Wednesday, February 28, 2007

Late night blogging vs late night binging.

Obviously, if you ever have to choose between blogging and binging, you should choose the blogging. A lesson I learned very well tonight when I foolishly chose binging(on tortilla chips and nacho cheese, for crying out loud!) Its weird too. The way I secretly eat. I waited for my boyfriend to go to bed and got up and quietly opened the bag of chips and the container of Tostitos salsa con Queso...I mean, it was like I was committing a crime! I felt so guilty the whole time too, I dont know why I do it to that extreme.

When I was a kid, whenever I would sit down to eat, somebody would always make mean comments to me, like, Do you really need that? or Arent you fat enough? (and it was usually my family.) So maybe thats why I eat in a hurry and in private? To eat a peaceful "meal"? I swear, my heart is racing the whole time Im eating whatever it is I know I shouldnt be eating, like any minute now my mother is going to bust through my front door and condemn me to all hell. It scares the crap outta me, but all the while, Im still shoveling that food down my throat. I know this has to change. My affair with food cannot go on forever. Its like having that one significant other...you know they are not good for you, but you cannot let it go. Its like it feels so good to be sooo bad. I used to think, Ha, I would never let a man treat me like I am nothing. But you know what, I realize now, I treat myself like I am nothing. Really, I should be having my own back. My body is mine forever, and I should take care of it. Why is it so much easier said than done? I know to eat healthy but my body craves the unhealthiest foods, or maybe my mind does. I cant decide anymore. I was trying so hard to get away from chips and dip that I got myself addicted to more crap. Cigarette smokers have the nicotene patch. Where are our weight loss patches? How about it, already, science?

The one thing that is nice about being fat is that you see people for who they really are. When youre thin and sporting the model look, everyone kisses your ass(it seems like that to me anyways) But when youre fat, the [few]people who are nice to you are usually the genuinely good hearted people. The people who treat you like you are nothing or worse yet, refuse to even acknowledge your existence, those are the people who are counterfeit. My boyfriend has been with me for 4+ years, and I love him for it. He met me when I was fat, stayed with me while I --and my weight--fluctuated, and everyday that we are together, he is telling me that I am beautiful, that he loves me and all that good stuff. I know I got lucky with him. He is good people. I am thankful for that. I always thought that when I found a nice man, Id drop the weight but it hasnt happened, permanently, anyways. Which means something is still missing.

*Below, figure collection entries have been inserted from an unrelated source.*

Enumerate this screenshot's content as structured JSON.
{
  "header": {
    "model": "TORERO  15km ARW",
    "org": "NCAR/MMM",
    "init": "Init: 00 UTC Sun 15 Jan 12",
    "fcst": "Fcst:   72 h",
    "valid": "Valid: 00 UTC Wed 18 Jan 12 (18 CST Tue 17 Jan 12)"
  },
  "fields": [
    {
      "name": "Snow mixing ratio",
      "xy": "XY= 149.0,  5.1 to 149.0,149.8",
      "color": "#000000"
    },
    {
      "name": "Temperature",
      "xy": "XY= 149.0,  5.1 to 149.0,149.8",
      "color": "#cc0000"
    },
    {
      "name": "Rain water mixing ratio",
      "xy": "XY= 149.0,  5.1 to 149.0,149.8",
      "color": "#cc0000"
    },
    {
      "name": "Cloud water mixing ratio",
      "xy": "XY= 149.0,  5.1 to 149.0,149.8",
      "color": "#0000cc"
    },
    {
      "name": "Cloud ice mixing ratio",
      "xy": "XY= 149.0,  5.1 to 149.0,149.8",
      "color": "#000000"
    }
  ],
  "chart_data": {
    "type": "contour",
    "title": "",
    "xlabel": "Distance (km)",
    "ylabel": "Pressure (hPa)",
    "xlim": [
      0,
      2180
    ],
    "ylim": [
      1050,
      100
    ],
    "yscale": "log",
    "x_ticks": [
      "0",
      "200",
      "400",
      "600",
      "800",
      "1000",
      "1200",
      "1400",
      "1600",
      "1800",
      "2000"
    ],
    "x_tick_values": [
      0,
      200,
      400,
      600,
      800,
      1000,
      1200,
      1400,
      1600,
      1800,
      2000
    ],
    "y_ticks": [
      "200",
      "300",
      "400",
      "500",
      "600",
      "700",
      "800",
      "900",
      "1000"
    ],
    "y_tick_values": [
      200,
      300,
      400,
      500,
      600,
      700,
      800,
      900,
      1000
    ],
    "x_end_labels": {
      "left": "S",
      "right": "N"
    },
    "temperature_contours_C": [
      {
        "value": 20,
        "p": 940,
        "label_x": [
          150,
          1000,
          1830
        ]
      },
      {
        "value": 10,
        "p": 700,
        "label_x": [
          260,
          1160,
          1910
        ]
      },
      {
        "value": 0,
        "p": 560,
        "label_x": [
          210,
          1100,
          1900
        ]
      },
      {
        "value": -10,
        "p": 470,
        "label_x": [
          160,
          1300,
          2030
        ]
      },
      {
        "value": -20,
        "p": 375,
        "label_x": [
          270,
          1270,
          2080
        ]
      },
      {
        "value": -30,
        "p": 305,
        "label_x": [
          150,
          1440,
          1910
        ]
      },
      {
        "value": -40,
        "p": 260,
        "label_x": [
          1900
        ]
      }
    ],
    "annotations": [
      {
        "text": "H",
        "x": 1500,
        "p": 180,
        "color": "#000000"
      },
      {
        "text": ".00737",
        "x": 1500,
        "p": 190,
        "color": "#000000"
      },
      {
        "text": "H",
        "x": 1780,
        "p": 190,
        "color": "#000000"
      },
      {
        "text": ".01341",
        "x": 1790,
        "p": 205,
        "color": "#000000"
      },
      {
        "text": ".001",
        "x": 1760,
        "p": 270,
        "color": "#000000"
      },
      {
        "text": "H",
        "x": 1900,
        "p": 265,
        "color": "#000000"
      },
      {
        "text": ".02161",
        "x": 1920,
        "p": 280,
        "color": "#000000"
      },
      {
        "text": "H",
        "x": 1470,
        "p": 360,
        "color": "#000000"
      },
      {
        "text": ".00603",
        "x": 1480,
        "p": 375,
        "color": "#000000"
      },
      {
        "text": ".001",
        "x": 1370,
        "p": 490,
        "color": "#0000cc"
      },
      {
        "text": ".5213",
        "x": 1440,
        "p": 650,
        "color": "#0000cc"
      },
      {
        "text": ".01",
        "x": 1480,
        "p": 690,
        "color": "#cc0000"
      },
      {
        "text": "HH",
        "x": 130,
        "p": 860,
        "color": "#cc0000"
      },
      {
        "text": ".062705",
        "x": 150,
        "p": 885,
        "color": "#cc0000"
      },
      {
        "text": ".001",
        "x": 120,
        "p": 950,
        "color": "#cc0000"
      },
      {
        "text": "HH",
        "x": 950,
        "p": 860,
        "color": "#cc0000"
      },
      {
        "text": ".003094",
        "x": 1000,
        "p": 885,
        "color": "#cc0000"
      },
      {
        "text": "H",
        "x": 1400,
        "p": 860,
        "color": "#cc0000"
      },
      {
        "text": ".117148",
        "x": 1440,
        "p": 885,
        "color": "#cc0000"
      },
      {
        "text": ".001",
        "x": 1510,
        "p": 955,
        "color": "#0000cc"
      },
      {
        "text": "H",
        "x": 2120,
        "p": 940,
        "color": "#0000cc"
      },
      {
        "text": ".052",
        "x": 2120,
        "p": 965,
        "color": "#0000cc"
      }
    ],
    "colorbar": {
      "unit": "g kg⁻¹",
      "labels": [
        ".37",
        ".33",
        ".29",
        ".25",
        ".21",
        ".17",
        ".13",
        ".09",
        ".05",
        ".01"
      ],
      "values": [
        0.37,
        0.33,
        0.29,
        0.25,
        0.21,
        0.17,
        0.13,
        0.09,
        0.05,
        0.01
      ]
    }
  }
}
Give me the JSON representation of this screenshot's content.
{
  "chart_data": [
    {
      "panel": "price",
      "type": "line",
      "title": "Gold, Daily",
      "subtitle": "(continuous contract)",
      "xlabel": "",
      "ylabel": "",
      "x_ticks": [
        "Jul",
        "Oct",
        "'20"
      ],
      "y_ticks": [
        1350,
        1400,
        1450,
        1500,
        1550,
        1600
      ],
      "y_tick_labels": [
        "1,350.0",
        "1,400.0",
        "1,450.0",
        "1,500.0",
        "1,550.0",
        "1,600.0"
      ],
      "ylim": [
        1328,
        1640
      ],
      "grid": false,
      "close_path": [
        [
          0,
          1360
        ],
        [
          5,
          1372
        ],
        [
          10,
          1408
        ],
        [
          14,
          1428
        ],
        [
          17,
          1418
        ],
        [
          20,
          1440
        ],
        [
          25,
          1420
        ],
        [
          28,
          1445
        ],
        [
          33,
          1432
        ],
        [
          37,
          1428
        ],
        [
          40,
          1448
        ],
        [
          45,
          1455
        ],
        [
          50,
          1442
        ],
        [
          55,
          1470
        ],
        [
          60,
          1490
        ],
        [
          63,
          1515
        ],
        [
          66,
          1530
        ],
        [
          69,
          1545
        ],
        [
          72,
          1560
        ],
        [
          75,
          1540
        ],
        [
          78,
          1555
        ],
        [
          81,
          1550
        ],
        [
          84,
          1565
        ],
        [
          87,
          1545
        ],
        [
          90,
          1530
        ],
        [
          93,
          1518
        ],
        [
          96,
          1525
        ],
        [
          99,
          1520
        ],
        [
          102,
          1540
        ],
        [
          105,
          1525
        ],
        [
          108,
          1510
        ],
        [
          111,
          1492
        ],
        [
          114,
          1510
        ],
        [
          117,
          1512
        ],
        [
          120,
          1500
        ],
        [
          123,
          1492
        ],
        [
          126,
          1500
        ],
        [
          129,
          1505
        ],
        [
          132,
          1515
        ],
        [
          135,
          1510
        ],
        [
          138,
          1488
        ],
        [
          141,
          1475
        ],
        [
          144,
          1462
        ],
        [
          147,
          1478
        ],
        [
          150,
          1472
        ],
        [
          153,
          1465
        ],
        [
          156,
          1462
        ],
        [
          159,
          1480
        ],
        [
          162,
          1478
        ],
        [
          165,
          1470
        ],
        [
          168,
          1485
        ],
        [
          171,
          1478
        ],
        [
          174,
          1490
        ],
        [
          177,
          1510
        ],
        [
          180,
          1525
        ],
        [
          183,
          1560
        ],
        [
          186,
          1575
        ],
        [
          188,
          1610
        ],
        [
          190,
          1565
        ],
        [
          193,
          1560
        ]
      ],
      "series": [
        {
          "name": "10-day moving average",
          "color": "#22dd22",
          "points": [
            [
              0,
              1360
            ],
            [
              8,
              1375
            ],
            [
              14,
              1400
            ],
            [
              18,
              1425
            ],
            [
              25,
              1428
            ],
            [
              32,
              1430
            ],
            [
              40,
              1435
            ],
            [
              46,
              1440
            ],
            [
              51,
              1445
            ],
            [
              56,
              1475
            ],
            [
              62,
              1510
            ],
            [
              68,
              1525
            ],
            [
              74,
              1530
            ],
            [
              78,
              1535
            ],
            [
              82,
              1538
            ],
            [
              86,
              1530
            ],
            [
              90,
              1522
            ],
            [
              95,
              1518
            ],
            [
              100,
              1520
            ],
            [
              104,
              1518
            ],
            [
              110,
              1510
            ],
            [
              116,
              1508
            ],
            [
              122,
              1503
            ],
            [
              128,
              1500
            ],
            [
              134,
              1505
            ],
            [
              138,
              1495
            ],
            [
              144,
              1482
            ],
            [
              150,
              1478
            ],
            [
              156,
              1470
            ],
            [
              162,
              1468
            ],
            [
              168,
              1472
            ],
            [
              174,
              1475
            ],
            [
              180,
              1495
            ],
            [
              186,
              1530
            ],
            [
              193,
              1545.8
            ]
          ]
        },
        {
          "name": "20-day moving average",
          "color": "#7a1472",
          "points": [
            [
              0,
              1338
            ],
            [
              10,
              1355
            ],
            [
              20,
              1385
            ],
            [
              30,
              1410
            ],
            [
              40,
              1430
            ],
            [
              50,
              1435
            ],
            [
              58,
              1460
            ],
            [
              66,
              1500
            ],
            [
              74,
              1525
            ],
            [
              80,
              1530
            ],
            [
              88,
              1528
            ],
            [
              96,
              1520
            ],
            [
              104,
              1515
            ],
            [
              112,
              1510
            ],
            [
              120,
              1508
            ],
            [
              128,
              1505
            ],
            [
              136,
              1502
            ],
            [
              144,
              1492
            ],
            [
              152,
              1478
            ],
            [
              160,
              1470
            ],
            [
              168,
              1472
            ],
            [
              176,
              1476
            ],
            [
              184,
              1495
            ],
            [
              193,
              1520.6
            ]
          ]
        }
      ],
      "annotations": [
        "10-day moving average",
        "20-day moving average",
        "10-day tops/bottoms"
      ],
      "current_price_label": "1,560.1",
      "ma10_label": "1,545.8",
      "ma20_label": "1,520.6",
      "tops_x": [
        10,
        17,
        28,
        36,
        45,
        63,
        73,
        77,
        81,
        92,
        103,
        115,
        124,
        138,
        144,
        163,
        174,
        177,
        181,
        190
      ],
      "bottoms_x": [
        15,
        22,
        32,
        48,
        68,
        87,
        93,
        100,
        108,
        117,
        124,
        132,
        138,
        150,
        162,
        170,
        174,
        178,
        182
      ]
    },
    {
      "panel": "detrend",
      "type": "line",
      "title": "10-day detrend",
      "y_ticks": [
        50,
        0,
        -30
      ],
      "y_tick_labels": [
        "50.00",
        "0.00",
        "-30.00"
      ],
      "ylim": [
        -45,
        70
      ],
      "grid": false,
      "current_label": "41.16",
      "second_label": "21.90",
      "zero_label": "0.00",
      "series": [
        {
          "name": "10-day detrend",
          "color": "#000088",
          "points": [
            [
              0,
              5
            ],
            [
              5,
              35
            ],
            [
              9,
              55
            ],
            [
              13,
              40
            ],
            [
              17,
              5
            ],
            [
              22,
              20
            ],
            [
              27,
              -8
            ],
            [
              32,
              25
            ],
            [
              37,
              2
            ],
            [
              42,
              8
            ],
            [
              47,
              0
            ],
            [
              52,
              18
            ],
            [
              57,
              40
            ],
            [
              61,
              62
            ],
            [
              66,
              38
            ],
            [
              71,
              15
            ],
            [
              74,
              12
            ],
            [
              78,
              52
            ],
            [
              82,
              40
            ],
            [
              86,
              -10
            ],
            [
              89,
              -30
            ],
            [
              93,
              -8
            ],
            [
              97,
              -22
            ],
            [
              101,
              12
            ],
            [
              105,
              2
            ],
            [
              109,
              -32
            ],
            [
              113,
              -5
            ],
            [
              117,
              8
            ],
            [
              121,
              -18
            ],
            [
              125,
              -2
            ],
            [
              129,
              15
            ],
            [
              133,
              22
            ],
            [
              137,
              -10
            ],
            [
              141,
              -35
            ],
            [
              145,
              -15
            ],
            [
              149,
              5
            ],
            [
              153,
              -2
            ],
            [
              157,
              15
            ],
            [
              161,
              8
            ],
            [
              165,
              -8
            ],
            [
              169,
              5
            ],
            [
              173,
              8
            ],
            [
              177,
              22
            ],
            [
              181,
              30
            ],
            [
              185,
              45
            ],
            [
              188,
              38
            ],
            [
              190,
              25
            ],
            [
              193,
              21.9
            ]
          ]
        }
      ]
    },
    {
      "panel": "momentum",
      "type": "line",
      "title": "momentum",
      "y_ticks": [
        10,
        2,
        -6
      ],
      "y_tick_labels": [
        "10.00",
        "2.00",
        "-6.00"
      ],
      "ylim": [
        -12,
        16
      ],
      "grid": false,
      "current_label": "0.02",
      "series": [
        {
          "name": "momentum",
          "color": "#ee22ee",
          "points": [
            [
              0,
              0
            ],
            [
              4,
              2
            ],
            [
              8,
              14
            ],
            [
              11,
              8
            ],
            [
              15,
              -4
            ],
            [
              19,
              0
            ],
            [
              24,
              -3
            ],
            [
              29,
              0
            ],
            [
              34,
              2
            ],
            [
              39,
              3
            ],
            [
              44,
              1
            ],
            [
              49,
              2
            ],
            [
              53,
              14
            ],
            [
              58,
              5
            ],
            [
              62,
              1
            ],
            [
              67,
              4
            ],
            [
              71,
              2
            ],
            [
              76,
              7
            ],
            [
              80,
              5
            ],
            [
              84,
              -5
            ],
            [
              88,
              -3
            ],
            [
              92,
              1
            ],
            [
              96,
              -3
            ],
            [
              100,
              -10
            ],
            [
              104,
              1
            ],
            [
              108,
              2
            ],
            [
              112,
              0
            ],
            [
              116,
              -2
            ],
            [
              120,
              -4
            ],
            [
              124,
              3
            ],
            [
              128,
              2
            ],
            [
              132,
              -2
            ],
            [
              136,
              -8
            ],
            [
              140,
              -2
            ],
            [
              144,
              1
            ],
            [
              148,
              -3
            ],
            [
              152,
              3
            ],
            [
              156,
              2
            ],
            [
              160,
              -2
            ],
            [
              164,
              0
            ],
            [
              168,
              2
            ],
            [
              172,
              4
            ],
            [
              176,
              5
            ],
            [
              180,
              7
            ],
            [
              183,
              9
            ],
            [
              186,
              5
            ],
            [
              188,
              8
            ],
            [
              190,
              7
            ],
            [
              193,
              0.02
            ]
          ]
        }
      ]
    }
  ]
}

Its funny. When I moved to California, like I mentioned in an earlier post, I was on my way to thin. I was loving life. People seemed to like me more. My own family seemed more accepting of me, there was no more throwing it up in my face that I was fat, because even though I was still chunky, I wasnt as big as I had been(or as big as I am now.) I was close to my cousin always though, she has loved me through the roughest patches in my life, fat or thin, it never mattered. I had an aunt that was working with me, who helped me whip into shape. I felt close to her, but now that I have gained this weight, she is the first person that I have fought to keep this horrible secret from. I dont know what she will do, but I hate the idea of disappointing her, or anyone for that matter, but her because she brought me so far and then I bounced back. Its hard keeping this a secret but when I confessed to my cousin, she was ok with it. Not thrilled but not horrified either. She is one of two people who know this awful secret. (and now all of you guys, lol)

So, its 3:40 am. I should sleep. Tomorrow is a new day. I am hoping my leg will heal up so I can get back to exercising. If you guys have any tips as to how to ward off binges, please let me know, it would be so helpful!

Oh yeah---I went to the animal shelter today determined to get a kitty, and I saw one and fell in love with him, and guess what his name is? MOO!! Even the animals are trying to tell me something!!!

3 comments:

CA Hendry said...

Just wanted you to know that I too have felt that guilt associated with the binge. I have found myself wishing that my DH would go "downstairs" so I could eat something out of his presence. I'm optimistic that this can be changed.

Lora said...

After I read your comment on my blog, I came to visit yours. I know EXACTLY what you mean about binging in secret! I'll be rooting for you to do this!!

Megan said...

I think you've really touched on something we can all relate to with this topic. Been there, done that! I love your honesty in your writing. Thanks for sharing it (and thanks for stopping by my blog). Just remember: you're not alone on this journey; there are lots of us out there who are going through similar things!